Write performance drops on 5-config replica, 5 shard (2 arbiter) cluster

In an extremely write heavy intensive job for multiple days (with only ~4 small required indexes) mongodb will stop for minutes and do this over and over writing to disk heavily. Then when it’s done, it starts again but seemingly with more limited performance each time. What is happening and how can I prevent it?

2020-04-12T15:41:34.914-0400 I STORAGE [WTCheckpointThread] WiredTiger message [1586720494:914549][78231:0x7fd3ef33a700], file:collection-17–5766071557703571556.wt, WT_SESSION.checkpoint: Checkpoint has been running for 2021 seconds and wrote: 5435000 pages (179714 MB)

Let me clarify since I now understand a little further.
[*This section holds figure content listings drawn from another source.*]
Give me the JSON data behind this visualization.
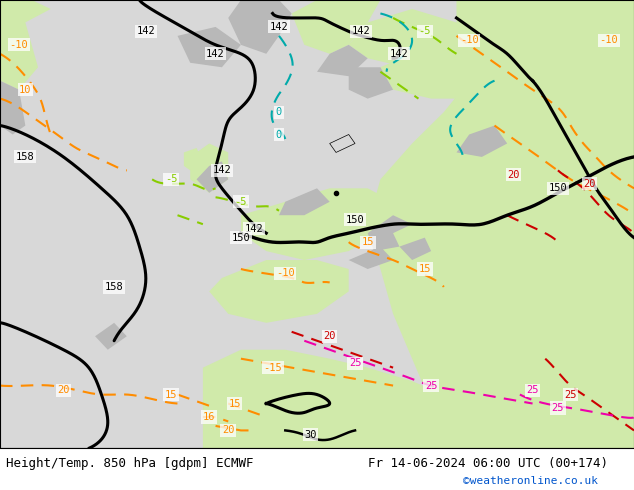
{
  "footer_left": "Height/Temp. 850 hPa [gdpm] ECMWF",
  "footer_right": "Fr 14-06-2024 06:00 UTC (00+174)",
  "footer_url": "©weatheronline.co.uk",
  "fig_width": 6.34,
  "fig_height": 4.9,
  "dpi": 100,
  "footer_fontsize": 9,
  "url_fontsize": 8,
  "bg_ocean": "#d8d8d8",
  "bg_land_light": "#d0eaaa",
  "bg_land_gray": "#b8b8b8",
  "orange": "#ff8c00",
  "green_c": "#88cc00",
  "cyan_c": "#00aaaa",
  "red_c": "#cc0000",
  "pink_c": "#ee00aa",
  "black_lw": 2.2,
  "color_lw": 1.5
}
This was a 5 member replicaset configured as one shard. I have since moved on from this configuration although the underlying message still appears. To essentially “get around” this, I have moved spun up additional instances/shards on the same physical server, thus the performance penalty of “stopping accepting writes while I write out pages to disk” is somewhat further distributed.

Without more information I would guess that there is not enough memory for your workload.
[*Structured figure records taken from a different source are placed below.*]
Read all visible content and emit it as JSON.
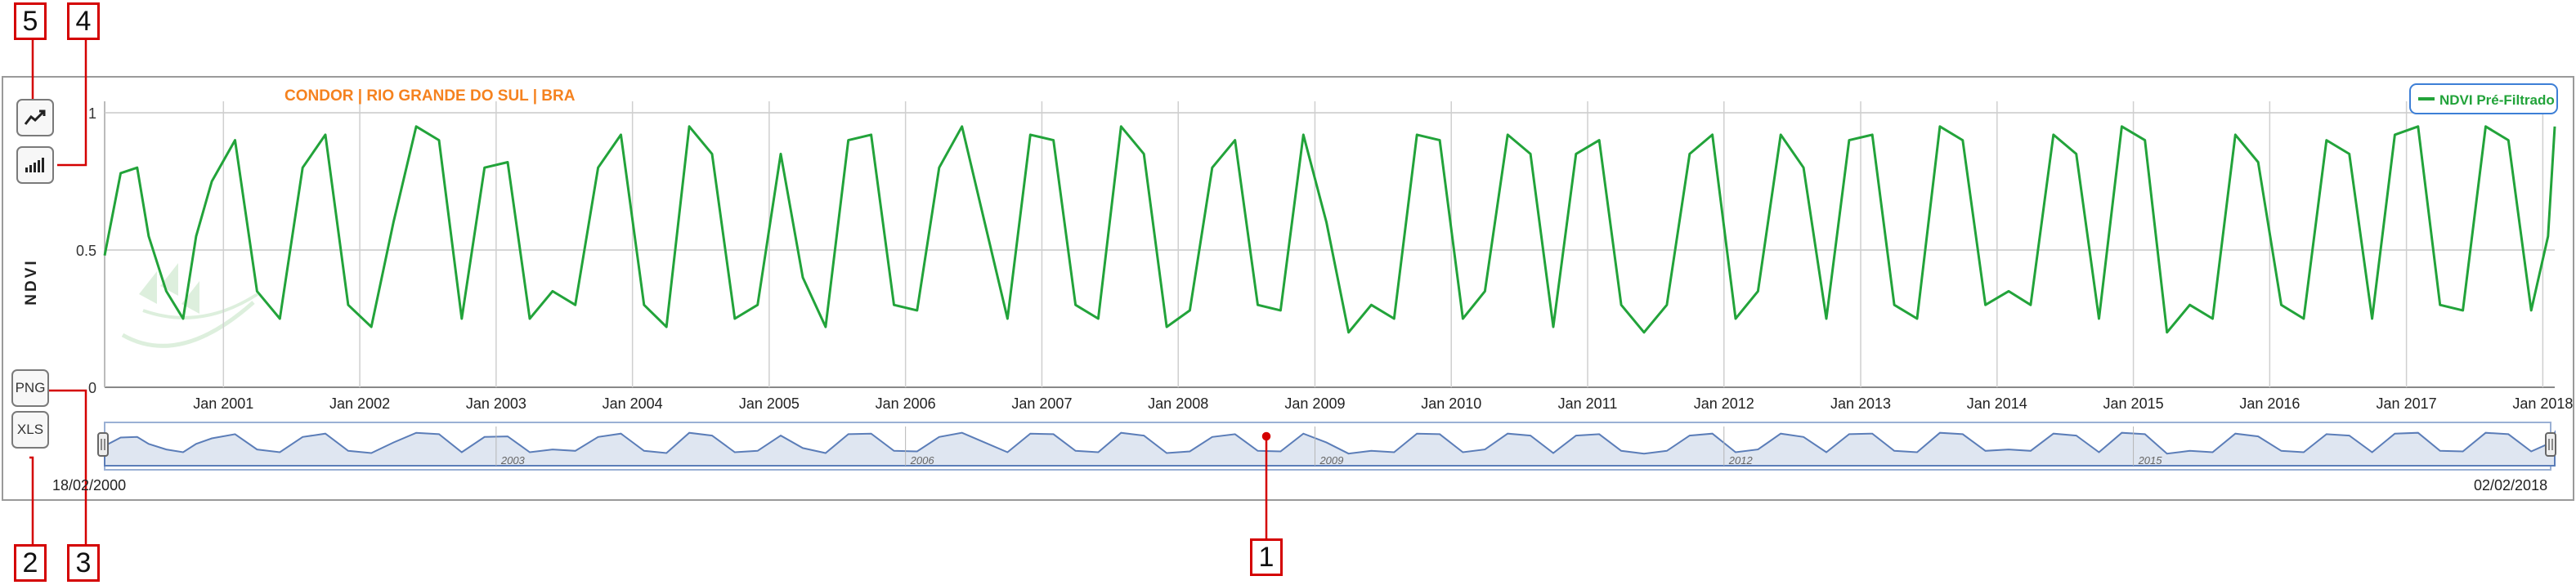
{
  "title": "CONDOR | RIO GRANDE DO SUL | BRA",
  "colors": {
    "series": "#22a33a",
    "title": "#f5821f",
    "navigator_line": "#5b7db8",
    "callout": "#d40000"
  },
  "toolbar": {
    "line_chart_icon": "line-chart-icon",
    "bar_chart_icon": "bar-chart-icon",
    "png_label": "PNG",
    "xls_label": "XLS"
  },
  "callouts": [
    "1",
    "2",
    "3",
    "4",
    "5"
  ],
  "navigator": {
    "start_date": "18/02/2000",
    "end_date": "02/02/2018",
    "labels": [
      "2003",
      "2006",
      "2009",
      "2012",
      "2015"
    ]
  },
  "chart_data": {
    "type": "line",
    "title": "CONDOR | RIO GRANDE DO SUL | BRA",
    "ylabel": "NDVI",
    "xlabel": "",
    "ylim": [
      0,
      1
    ],
    "yticks": [
      "0",
      "0.5",
      "1"
    ],
    "xlim": [
      "2000-02-18",
      "2018-02-02"
    ],
    "xticks": [
      "Jan 2001",
      "Jan 2002",
      "Jan 2003",
      "Jan 2004",
      "Jan 2005",
      "Jan 2006",
      "Jan 2007",
      "Jan 2008",
      "Jan 2009",
      "Jan 2010",
      "Jan 2011",
      "Jan 2012",
      "Jan 2013",
      "Jan 2014",
      "Jan 2015",
      "Jan 2016",
      "Jan 2017",
      "Jan 2018"
    ],
    "grid": true,
    "legend": "top-right",
    "series": [
      {
        "name": "NDVI Pré-Filtrado",
        "x": [
          "2000-02-18",
          "2000-04-01",
          "2000-05-15",
          "2000-06-15",
          "2000-08-01",
          "2000-09-15",
          "2000-10-20",
          "2000-12-01",
          "2001-02-01",
          "2001-04-01",
          "2001-06-01",
          "2001-08-01",
          "2001-10-01",
          "2001-12-01",
          "2002-02-01",
          "2002-04-01",
          "2002-06-01",
          "2002-08-01",
          "2002-10-01",
          "2002-12-01",
          "2003-02-01",
          "2003-04-01",
          "2003-06-01",
          "2003-08-01",
          "2003-10-01",
          "2003-12-01",
          "2004-02-01",
          "2004-04-01",
          "2004-06-01",
          "2004-08-01",
          "2004-10-01",
          "2004-12-01",
          "2005-02-01",
          "2005-04-01",
          "2005-06-01",
          "2005-08-01",
          "2005-10-01",
          "2005-12-01",
          "2006-02-01",
          "2006-04-01",
          "2006-06-01",
          "2006-08-01",
          "2006-10-01",
          "2006-12-01",
          "2007-02-01",
          "2007-04-01",
          "2007-06-01",
          "2007-08-01",
          "2007-10-01",
          "2007-12-01",
          "2008-02-01",
          "2008-04-01",
          "2008-06-01",
          "2008-08-01",
          "2008-10-01",
          "2008-12-01",
          "2009-02-01",
          "2009-04-01",
          "2009-06-01",
          "2009-08-01",
          "2009-10-01",
          "2009-12-01",
          "2010-02-01",
          "2010-04-01",
          "2010-06-01",
          "2010-08-01",
          "2010-10-01",
          "2010-12-01",
          "2011-02-01",
          "2011-04-01",
          "2011-06-01",
          "2011-08-01",
          "2011-10-01",
          "2011-12-01",
          "2012-02-01",
          "2012-04-01",
          "2012-06-01",
          "2012-08-01",
          "2012-10-01",
          "2012-12-01",
          "2013-02-01",
          "2013-04-01",
          "2013-06-01",
          "2013-08-01",
          "2013-10-01",
          "2013-12-01",
          "2014-02-01",
          "2014-04-01",
          "2014-06-01",
          "2014-08-01",
          "2014-10-01",
          "2014-12-01",
          "2015-02-01",
          "2015-04-01",
          "2015-06-01",
          "2015-08-01",
          "2015-10-01",
          "2015-12-01",
          "2016-02-01",
          "2016-04-01",
          "2016-06-01",
          "2016-08-01",
          "2016-10-01",
          "2016-12-01",
          "2017-02-01",
          "2017-04-01",
          "2017-06-01",
          "2017-08-01",
          "2017-10-01",
          "2017-12-01",
          "2018-01-15",
          "2018-02-02"
        ],
        "y": [
          0.48,
          0.78,
          0.8,
          0.55,
          0.35,
          0.25,
          0.55,
          0.75,
          0.9,
          0.35,
          0.25,
          0.8,
          0.92,
          0.3,
          0.22,
          0.6,
          0.95,
          0.9,
          0.25,
          0.8,
          0.82,
          0.25,
          0.35,
          0.3,
          0.8,
          0.92,
          0.3,
          0.22,
          0.95,
          0.85,
          0.25,
          0.3,
          0.85,
          0.4,
          0.22,
          0.9,
          0.92,
          0.3,
          0.28,
          0.8,
          0.95,
          0.6,
          0.25,
          0.92,
          0.9,
          0.3,
          0.25,
          0.95,
          0.85,
          0.22,
          0.28,
          0.8,
          0.9,
          0.3,
          0.28,
          0.92,
          0.6,
          0.2,
          0.3,
          0.25,
          0.92,
          0.9,
          0.25,
          0.35,
          0.92,
          0.85,
          0.22,
          0.85,
          0.9,
          0.3,
          0.2,
          0.3,
          0.85,
          0.92,
          0.25,
          0.35,
          0.92,
          0.8,
          0.25,
          0.9,
          0.92,
          0.3,
          0.25,
          0.95,
          0.9,
          0.3,
          0.35,
          0.3,
          0.92,
          0.85,
          0.25,
          0.95,
          0.9,
          0.2,
          0.3,
          0.25,
          0.92,
          0.82,
          0.3,
          0.25,
          0.9,
          0.85,
          0.25,
          0.92,
          0.95,
          0.3,
          0.28,
          0.95,
          0.9,
          0.28,
          0.55,
          0.95
        ]
      }
    ]
  }
}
The workload is extreme write heavy with no indexes (will generate those after most content is inserted). Basically I’m trying to figure out why mongodb needs to pause/slow-down to write out checkpoint. Why wouldn’t it be constantly writing these out?

Other than adjusting the write concern journal to false and specifying a high maximum 500ms of https://docs.mongodb.com/manual/reference/configuration-options/#storage.journal.commitIntervalMs what else can I do to make it “batch writes”? I can’t turn off journaling anymore when you cluster (can’t run shards without replicasets (even of 1).

It’s actually the exact opposite. Too much memory let too many dirty pages hang around and then all must be written at the same time. Thank you percona for writing this up: https://www.percona.com/blog/2020/05/05/tuning-mongodb-for-bulk-loads/